Mixed short-term outlook. After a series of relatively weak results in recent months, we believe the outlook has improved modestly. In this sense, we highlight virus dynamics. After fresh highs in August, the number of daily cases decreased rapidly through September and October. As a result, the traffic light indicator also improved substantially in the latter month. Mobility figures have also shown an uptick, which we attribute mainly to this situation –along accumulated gains from the vaccination campaign–, practically matching pre-pandemic levels. In this context, consumption-related data improved in September. Among them, consumer confidence expanded 0.8pts to 43.3pts, albeit remaining below levels seen in June and July, before the ‘third wave’. Meanwhile, total sales from ANTAD members accelerated to 5.6% y/y in real terms. Inside, all categories were stronger, with the most significant rebound in departmental stores (9.4%). We believe this is very important considering that these were most impacted in the preceding month. On the contrary, vehicle sales came in at 76.9 thousand (-1.1% y/y), although it is important to add that these are probably skewed heavily to the downside also by supply-side constraints.
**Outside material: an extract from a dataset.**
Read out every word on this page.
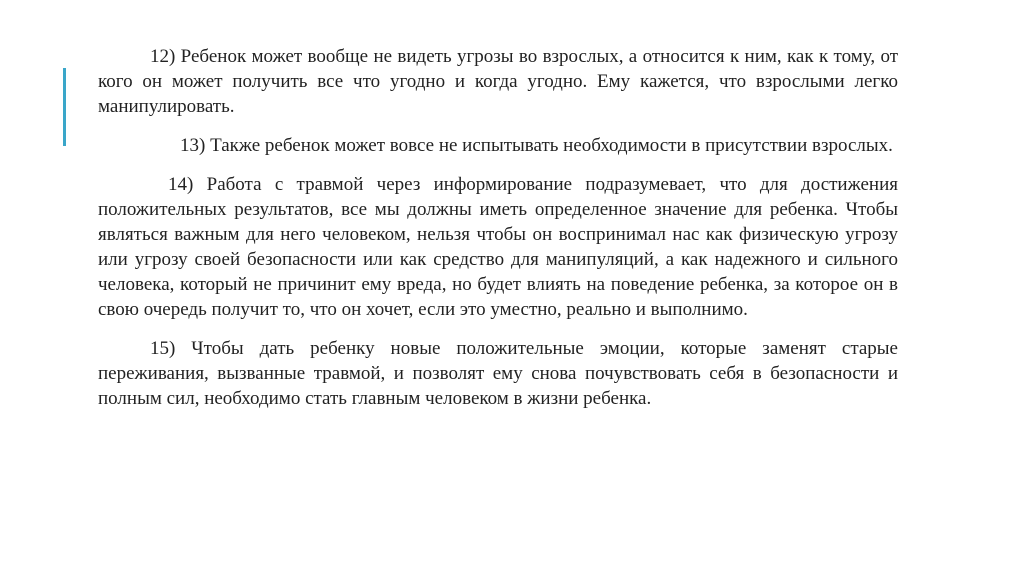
12) Ребенок может вообще не видеть угрозы во взрослых, а относится к ним, как к тому, от кого он может получить все что угодно и когда угодно. Ему кажется, что взрослыми легко манипулировать.

13) Также ребенок может вовсе не испытывать необходимости в присутствии взрослых.

14) Работа с травмой через информирование подразумевает, что для достижения положительных результатов, все мы должны иметь определенное значение для ребенка. Чтобы являться важным для него человеком, нельзя чтобы он воспринимал нас как физическую угрозу или угрозу своей безопасности или как средство для манипуляций, а как надежного и сильного человека, который не причинит ему вреда, но будет влиять на поведение ребенка, за которое он в свою очередь получит то, что он хочет, если это уместно, реально и выполнимо.

15) Чтобы дать ребенку новые положительные эмоции, которые заменят старые переживания, вызванные травмой, и позволят ему снова почувствовать себя в безопасности и полным сил, необходимо стать главным человеком в жизни ребенка.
Despite of these, a growing headwind comes from price dynamics. Specifically, inflation accelerated strongly in September, reaching 6.00%. Inside, out if the 299 generic goods and services, 195 (65% of the total) show variations above 4%. As stated in other documents, this suggests more generalized increases, probably on increasing costs. On top of the latter, some key food items in the basket (e.g. corn tortillas, cooking oil, milk and some fruits and vegetables) and goods for fulfilling basic needs (e.g. LP gas) have increased strongly, impacting people’s purchasing power.

In this sense, we will follow closely the evolution of global price pressures, wage negotiations, employment dynamics and the adjustment to the minimum wage to see if these could help offset for said purchasing power losses. Meanwhile, banking credit has not accelerated strongly, remaining as a missed opportunity for a larger acceleration. Another source of potential difficulties might be the availability and prices of goods ahead of El Buen Fin (Mexico’s Black Friday) and the holiday shopping season given prevailing supply restrictions across the world.
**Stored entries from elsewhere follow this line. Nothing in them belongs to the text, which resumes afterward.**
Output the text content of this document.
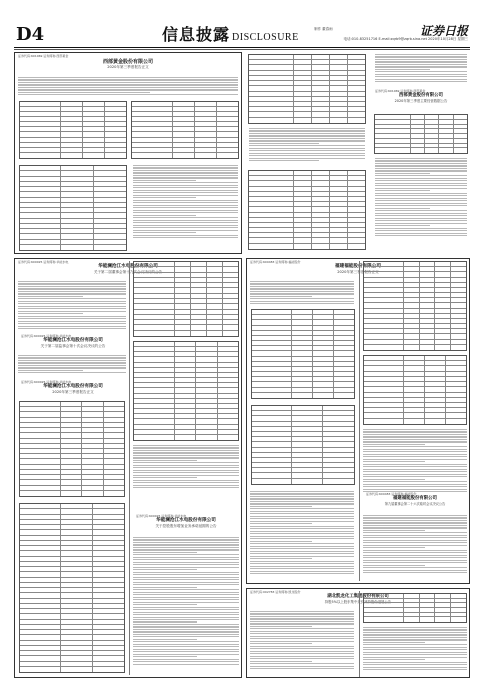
D4	信息披露 DISCLOSURE
制作 董春雨	证券日报
电话:010-83251716 E-mail:zqrb9@zqrb.sina.net 2020年10月28日 星期三
证券代码:601069 证券简称:西部黄金
西部黄金股份有限公司
2020年第三季度报告正文
证券代码:601069 证券简称:西部黄金
西部黄金股份有限公司
2020年第三季度主要经营数据公告
证券代码:600025 证券简称:华能水电
华能澜沧江水电股份有限公司
关于第二届董事会第十九次会议决议的公告
证券代码:600025 证券简称:华能水电
华能澜沧江水电股份有限公司
关于第二届监事会第十次会议决议的公告
证券代码:600025 证券简称:华能水电
华能澜沧江水电股份有限公司
2020年第三季度报告正文
证券代码:600025 证券简称:华能水电
华能澜沧江水电股份有限公司
关于控股股东增加业务承诺延期的公告
证券代码:600483 证券简称:福能股份
福建福能股份有限公司
2020年第三季度报告正文
证券代码:600483 证券简称:福能股份
福建福能股份有限公司
第九届董事会第二十六次临时会议决议公告
证券代码:002783 证券简称:凯龙股份
湖北凯龙化工集团股份有限公司
持股5%以上股东集中竞价减持股份进展公告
Regarding fundamentals, we believe they will keep improving gradually. The most positive surprise has been the strength of remittances, reaching new highs consistently. We also think that the improved epidemiological environment will benefit employment, especially in services. In this sense, it is also likely that we could see an additional rearranging in spending if epidemiological conditions improved substantially relative to current levels, reorienting spending towards services given pent-up demand for them. For 2022, the increase in direct transfers from social programs contemplated in the Fiscal Budget could also serve as a support for private consumption.

Considering this, we still expect 6.2% GDP growth this year, followed by a 3.0% expansion in 2022. We believe that the external sector will remain as the main driver for growth. Nevertheless, we expect that private consumption will continue playing a key role in the recovery, especially relative to other sectors like investment, which will probably keep lagging.